Dec 25, 2010
I never saw the John Wayne film, as I am not a John Wayne fan, but as far as I'm concerned, Jeff Bridges as Rooster Cogburn has to be a major improvement over The Duke. Nobody does weary and weathered better than Jeff Bridges. He is an expert on moral dissipation but not of the totally depraved kind. His Rooster Cogburn is a man who tends to state the obvious, who sounds like his saliva is 90 proof and he's happily chewing on burning coals, and who despite the laziness, the love of drink, and the moral ambivalence, harbors a ruthlessness that he conveys with an icy glare of his one visible blue eye.
The Coen Brothers' True Grit is not one of their usual genre mashups, but a bona fide Western, based not on the previous film but on the novel by Charles Portis, and they approach the genre without reverence, but with lovely symbolic weight (volumes can and probably will be written about this aspect of the film. It is very literary). True Grit is fun and action packed, but it is also a fable about death and revenge, and it is, like all Westerns worth their salt, a very enlightening take on the character of this country, which has always been held by the tension between violent anarchy and the law; between the law and actual morality; between self-righteously quoting the Bible and actually behaving according to it.

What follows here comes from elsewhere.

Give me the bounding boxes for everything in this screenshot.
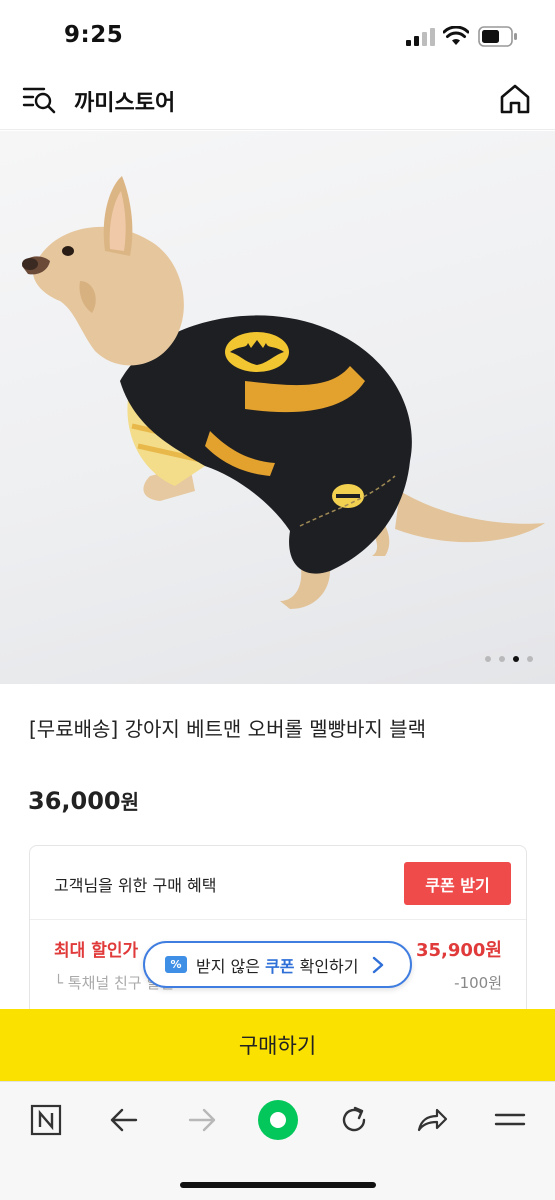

The Coens lately seem to be preoccupied with the Bible (see A Serious Man). The movie starts with a very relevant quote from Proverbs: "The wicked flee when no one pursues...", which as far as I'm concerned, relates not only to Tom Cheney (Josh Brolin), the villain of this story, but to a more recent Cheney and other contemporary evildoers who are not being pursued for their crimes. But True Grit does not advocate revenge as much as it questions it. Revenge biblical style, it turns out, is complicated. There are no easy answers.
In the true spirit of a Christmas Scrooge, I am not as wild about the talented Hailee Steinfeld as everyone is going to be. Mattie Ross is a hard role to play, a headstrong, supremely articulate 14-year old who is looking to revenge her father's murder. This girl witnesses pretty traumatic violence (a la Coen brothers' style, to boot), yet she barely breaks a sweat. True, she thinks she is going on a big adventure, she is innocent about the implications of her simplistic revenge scheme, but it would have been more convincing to see more fear or vulnerability underneath her bluster throughout the movie and not only in individual scenes. She is a fascinating character, a precociously smart girl who has had to take the reins of her family, who has an obsession with the law and thinks she can bluff her way all over the Wild West by merely mentioning it (and this place is so wild that nobody seems to even notice that she's tooling around all by herself). She instinctively knows that with no strength of her own, except for her brilliance, the threat of the law is the only big stick she can carry.
Mattie is accompanied by Bridges, who is enormously entertaining, and by Matt Damon, playing LeBoeuf, a Texas Ranger, with his usual understated panache. He gets to twirl around what sounds to me like a very convincing Texas accent, with and without a speech impediment. Westerns are usually teeming with brooding, silent men. Not this one. This may be the most garrulous (and comical) serious Western ever written. Everybody here talks a blue streak, each character not only with a different accent but with different vocabularies, as befits a Coen Brothers production. As I was watching, I wanted to get my hands on the script just to read their amazing turns of phrase (and also to elucidate some of what Cogburn was saying, because Bridges mumbles). Bless their souls, they insist on unfurling language with as much flourish as possible at a time when it is becoming more and more impoverished. And while in some of their movies this linguistic excess sometimes feels too clever by half, in True Grit it works really well, because it shows how people came together from different backgrounds to try to coalesce into a functioning society, and that they lived at a time when their speech was influenced by a strong oral tradition and by reading, not by watching TV, texting or twittering. The only people who are not allowed to speak and are silenced quite literally in the film are Native Americans and Blacks. So that nobody confuses this movie (and by extension, this nation) with Little House on the Prairie, they are treated horribly: with disturbing funny horrible slapstick, as is the Coen Brothers way.
The bulk of the story takes the pursuit of Cheney by Cogburn, Mattie, and LeBoeuf: a rite of passage into a wilderness of murder and lawlessness. A lot happens, none of it predictable, sentimental or clichéd. The cinematography by Roger Deakins is gorgeous, and so is the music by Carter Burwell. All the character actors are perfect.
But the movie jelled for me until the final act, a beautiful, meaningful turn about the consequences of believing that revenge is simple. Mattie pays dearly, and hopefully learns a lesson, for thinking so gingerly about killing.
From its origins, this country has been under the grip of the same mentality: trigger happy, too revenge oriented, shortsighted about far-reaching consequences. An eye for an eye is an ancient law that begs for evolution. An evolved law is what civilized countries should have.